English edit

Adjective edit

gasmasked (not comparable)

  1. Alternative form of gas-masked
    • 1968 February 29–29, Allen Katzman, “Poor Paranoids”, in The East Village Other, volume 3, number 12, page 5:
      The stage manager of the Free Theater who was there at the time of the incident, noticed two policemen “in federal uniforms” drop through the skylight a couple of minutes before hoards of gasmasked police entered the premises.
    • 1975, Asa Briggs, “The People’s War and Peace”, in Theo Barker, editor, The Long March of Everyman, André Deutsch; British Broadcasting Corporation, →ISBN, pages 251–252:
      [] I rushed into an air raid warden’s house and grabbed one, put it on and arrived at our flat fully gasmasked.
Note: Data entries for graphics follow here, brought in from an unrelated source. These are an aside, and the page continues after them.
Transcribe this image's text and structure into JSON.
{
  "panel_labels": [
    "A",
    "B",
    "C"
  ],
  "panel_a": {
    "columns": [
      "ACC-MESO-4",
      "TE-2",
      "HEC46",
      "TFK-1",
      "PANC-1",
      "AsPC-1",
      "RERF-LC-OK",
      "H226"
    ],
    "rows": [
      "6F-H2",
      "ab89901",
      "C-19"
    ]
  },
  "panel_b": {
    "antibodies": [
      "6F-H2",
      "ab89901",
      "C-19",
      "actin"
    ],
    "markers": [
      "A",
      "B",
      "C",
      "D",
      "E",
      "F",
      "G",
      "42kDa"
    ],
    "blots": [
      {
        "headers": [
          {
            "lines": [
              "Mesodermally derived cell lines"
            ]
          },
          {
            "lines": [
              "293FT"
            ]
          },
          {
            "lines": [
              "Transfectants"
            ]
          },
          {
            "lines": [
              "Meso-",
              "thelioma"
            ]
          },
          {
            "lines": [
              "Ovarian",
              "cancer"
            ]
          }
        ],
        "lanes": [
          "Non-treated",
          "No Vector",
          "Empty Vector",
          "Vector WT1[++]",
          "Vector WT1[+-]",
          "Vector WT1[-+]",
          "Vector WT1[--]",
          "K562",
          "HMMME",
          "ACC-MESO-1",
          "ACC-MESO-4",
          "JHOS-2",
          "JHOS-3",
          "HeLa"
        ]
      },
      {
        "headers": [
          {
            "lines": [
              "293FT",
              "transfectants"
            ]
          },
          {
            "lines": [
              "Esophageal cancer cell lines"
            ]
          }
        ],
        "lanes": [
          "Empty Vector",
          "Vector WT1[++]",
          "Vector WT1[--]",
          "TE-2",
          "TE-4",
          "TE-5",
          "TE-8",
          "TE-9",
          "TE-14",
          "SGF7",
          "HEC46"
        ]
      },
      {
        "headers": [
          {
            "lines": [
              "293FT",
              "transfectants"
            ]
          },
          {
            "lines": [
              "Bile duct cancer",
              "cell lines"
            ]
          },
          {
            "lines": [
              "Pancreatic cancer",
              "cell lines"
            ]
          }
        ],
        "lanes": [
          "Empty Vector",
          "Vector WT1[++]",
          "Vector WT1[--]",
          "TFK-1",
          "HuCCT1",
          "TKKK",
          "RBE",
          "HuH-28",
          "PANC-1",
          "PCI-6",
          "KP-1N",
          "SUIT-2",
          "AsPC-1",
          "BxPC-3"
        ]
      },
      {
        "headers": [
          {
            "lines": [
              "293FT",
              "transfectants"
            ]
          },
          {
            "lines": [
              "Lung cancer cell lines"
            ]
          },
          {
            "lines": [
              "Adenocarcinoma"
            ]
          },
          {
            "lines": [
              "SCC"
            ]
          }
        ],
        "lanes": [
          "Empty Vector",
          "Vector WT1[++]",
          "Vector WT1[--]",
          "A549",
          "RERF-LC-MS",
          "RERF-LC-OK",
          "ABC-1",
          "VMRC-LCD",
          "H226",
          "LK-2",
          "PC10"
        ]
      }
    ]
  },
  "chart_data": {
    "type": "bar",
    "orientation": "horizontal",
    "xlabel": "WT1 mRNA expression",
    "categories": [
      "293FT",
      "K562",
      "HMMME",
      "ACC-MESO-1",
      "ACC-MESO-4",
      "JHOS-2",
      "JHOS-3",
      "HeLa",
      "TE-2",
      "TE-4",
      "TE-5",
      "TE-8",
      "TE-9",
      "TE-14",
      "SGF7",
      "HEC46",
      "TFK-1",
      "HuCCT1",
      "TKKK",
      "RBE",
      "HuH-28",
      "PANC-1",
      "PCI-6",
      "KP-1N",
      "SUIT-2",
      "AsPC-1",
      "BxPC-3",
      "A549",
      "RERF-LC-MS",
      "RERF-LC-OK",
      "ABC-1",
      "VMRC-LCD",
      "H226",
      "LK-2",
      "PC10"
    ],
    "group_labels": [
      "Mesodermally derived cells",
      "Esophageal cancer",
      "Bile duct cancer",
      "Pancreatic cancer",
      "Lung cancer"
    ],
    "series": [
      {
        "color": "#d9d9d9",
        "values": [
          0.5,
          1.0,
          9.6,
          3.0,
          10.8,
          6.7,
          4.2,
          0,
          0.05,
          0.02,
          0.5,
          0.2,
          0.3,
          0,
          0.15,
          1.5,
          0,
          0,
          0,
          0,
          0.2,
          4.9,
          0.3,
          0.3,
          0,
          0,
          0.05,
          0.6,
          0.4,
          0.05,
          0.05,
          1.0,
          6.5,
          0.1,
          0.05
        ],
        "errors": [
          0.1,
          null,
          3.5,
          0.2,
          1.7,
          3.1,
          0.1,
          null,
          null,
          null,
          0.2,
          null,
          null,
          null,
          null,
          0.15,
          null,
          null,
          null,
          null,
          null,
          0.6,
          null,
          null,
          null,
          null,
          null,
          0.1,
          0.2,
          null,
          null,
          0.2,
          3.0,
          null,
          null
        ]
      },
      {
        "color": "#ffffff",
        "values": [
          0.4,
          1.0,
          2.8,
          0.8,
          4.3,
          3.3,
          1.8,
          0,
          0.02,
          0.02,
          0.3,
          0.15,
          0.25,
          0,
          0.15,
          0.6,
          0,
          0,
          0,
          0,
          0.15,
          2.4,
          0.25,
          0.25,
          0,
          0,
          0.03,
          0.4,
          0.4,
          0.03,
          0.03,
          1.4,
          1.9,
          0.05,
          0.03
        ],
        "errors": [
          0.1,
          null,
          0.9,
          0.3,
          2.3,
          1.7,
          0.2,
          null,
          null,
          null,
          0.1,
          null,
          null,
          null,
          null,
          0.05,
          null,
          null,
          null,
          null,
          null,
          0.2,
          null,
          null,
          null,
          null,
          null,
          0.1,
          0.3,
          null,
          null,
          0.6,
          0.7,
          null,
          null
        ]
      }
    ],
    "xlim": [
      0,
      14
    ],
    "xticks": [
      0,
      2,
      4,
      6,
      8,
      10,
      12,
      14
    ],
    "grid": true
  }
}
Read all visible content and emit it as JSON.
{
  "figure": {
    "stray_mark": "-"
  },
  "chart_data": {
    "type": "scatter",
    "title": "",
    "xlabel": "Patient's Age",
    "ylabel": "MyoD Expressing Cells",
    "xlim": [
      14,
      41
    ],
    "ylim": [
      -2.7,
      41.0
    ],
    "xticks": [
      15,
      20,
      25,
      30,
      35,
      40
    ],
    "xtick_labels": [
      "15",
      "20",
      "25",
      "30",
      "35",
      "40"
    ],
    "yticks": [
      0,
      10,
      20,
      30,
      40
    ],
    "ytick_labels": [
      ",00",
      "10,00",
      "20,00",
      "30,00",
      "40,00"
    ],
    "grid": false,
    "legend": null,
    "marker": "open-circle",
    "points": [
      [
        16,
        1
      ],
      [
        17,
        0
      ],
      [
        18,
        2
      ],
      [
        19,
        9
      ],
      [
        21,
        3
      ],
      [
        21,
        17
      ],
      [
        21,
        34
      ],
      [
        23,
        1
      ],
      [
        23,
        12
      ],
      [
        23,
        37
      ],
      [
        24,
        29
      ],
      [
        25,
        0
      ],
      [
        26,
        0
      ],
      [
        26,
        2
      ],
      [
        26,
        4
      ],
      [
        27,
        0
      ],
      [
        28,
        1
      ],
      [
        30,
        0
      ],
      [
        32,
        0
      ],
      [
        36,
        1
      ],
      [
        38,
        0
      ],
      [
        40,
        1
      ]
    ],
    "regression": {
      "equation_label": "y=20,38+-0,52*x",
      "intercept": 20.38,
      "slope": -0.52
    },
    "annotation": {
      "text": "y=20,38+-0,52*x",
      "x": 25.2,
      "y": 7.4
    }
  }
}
When Betty saw me, she eventually got hers too, and there we were, waiting for our wedding in about an hour’s time, fully gasmasked!’ (Mr Kynvin, BBC Archive Disc.)
    • 1979, Basil Jackson, chapter 3, in The Night Manhattan Burned, New York, N.Y.: W. W. Norton & Company, →ISBN, page 29:
      For several minutes he watched the coveralled and gasmasked oilfield experts who had helicoptered from Houston re-check the dome.